The Department said PETA provided video and photographic evidence of the allegations taken at each of the seven abattoirs.
The Department’s review found evidence of handling that would not comply with one or more ESCAS animal welfare standards at each of the seven abattoirs
The Department said it met with exporter representatives to discuss the development of a joint management plan to address the department’s initial concerns and provide assurance that the abattoirs were able to meet ESCAS animal welfare requirements on an ongoing basis.
In July 2021, the exporters provided the department with an ESCAS Assurance Management Plan.

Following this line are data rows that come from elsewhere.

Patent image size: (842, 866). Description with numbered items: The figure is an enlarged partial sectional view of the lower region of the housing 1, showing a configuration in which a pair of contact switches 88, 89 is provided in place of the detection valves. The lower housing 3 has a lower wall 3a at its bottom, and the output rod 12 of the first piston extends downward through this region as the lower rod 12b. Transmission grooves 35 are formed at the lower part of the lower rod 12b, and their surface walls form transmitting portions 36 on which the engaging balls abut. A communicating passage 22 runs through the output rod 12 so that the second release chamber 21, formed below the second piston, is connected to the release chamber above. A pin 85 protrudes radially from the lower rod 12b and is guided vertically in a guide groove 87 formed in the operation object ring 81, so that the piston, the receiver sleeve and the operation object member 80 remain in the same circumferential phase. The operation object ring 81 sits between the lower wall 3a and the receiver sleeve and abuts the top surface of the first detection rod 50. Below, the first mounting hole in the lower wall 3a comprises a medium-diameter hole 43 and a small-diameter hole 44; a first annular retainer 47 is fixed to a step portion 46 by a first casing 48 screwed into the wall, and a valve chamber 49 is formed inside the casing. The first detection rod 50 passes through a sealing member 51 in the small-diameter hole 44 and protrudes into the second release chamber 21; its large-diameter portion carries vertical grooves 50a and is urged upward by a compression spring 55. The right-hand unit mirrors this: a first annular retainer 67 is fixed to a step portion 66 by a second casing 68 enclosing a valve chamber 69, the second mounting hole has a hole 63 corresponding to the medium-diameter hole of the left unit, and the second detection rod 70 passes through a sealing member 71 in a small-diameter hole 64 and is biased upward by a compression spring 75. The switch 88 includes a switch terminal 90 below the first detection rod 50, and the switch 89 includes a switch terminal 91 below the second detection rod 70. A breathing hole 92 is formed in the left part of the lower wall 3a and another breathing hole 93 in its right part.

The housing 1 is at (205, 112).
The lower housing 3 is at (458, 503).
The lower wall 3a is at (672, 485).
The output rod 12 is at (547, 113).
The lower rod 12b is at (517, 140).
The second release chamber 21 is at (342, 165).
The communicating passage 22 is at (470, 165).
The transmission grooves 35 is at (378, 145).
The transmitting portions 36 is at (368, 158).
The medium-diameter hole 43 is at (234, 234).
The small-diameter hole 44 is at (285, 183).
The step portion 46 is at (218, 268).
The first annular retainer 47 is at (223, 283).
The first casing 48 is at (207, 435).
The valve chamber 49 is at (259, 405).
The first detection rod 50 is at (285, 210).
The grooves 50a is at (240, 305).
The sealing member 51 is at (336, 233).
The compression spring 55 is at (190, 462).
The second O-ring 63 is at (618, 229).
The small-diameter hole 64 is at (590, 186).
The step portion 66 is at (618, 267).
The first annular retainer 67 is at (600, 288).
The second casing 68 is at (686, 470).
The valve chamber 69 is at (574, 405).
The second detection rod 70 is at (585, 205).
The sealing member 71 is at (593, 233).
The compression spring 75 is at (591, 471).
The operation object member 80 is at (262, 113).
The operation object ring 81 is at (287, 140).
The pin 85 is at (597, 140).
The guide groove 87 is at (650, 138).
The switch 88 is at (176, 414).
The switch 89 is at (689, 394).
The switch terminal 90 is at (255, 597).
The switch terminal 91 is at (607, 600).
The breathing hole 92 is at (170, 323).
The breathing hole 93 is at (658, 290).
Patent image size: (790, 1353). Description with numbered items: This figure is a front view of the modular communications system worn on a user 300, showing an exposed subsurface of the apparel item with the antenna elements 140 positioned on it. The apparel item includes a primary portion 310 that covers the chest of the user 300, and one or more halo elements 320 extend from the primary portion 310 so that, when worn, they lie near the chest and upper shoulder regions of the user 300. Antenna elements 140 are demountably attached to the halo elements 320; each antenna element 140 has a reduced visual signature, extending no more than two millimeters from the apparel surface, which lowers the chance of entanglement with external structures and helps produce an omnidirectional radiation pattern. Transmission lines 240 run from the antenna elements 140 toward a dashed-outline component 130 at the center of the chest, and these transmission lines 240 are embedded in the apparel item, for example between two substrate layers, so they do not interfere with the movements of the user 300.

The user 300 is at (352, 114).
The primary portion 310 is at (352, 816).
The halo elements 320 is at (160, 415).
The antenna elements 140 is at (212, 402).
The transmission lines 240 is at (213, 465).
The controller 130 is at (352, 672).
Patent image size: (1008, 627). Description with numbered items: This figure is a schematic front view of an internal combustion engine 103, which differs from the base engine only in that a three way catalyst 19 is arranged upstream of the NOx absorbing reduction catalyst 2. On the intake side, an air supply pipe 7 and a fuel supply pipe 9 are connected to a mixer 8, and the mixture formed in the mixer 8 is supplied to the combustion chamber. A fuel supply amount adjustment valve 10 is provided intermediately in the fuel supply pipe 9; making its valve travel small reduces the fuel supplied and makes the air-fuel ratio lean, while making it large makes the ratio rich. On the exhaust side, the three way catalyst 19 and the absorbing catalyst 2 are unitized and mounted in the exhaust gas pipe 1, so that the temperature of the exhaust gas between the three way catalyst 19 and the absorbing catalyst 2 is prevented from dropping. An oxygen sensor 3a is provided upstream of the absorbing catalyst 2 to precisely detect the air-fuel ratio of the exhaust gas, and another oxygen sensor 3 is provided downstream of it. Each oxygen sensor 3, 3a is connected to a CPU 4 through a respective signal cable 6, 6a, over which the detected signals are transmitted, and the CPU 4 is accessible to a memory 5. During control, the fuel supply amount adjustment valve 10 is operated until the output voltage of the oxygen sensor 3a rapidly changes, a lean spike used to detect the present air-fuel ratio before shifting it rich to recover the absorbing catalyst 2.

The department said it required that immediate action be taken to ensure on-going compliance with ESCAS requirements including appropriate checks for consciousness and death prior to slaughter, hoisting or dressing of the animals.
The department said that on receiving PETA’s report and identifying handling that did not comply with ESCAS animal welfare standards, it took immediate regulatory action, applying conditions to relevant exporters’ approved supply chains requiring ongoing implementation and verification of the ESCAS Assurance Management Plan along with additional independent auditing of the implicated abattoirs.
The report said the Department found inconsistencies in exporter interpretations of ESCAS animal welfare standards relevant to the incidents, especially regarding procedures by abattoir staff to assess unconsciousness following stunning and verify death following slaughter.
Further, there were deficiencies in the processes in place at some of the abattoirs to ensure consistent compliance with ESCAS animal welfare requirements.
Based on the information received, the department said it was able to determine which exporters had animals slaughtered within each abattoir on the night the video footage was taken.
However, it was not able to determine the exact identities of the cattle in the footage.
Therefore, it said, it was not possible to determine the specific extent of responsibility for non-compliance by each exporter.
“The department recognises that the current guideline for the management of non-compliance does not provide a clearly articulated approach to the attribution of non-compliance in situations where multiple exporters are implicated but definitive correlations cannot be established between a noncompliance and a specific exporter/s responsible for it based on available evidence.
“This issue is being considered and will be addressed through the department’s review of the ESCAS framework, including updating the ESCAS animal welfare standards to ensure clear, consistent and unambiguous interpretation.
“The department determined that the training and corrective actions implemented by the exporters as well as the conditions placed by the department on exporter supply chains in response to these non-compliances were collectively effective in addressing these non-compliances and preventing their recurrence.”
The June 2021 issue was the only non-compliance issue listed in the latest ESCAP regulatory performance report for the period covering 1 January to March 31, 2023, during which time 291,693 buffalo, cattle, goats and sheep were exported from Australia to 12 countries in Asia and the Middle East.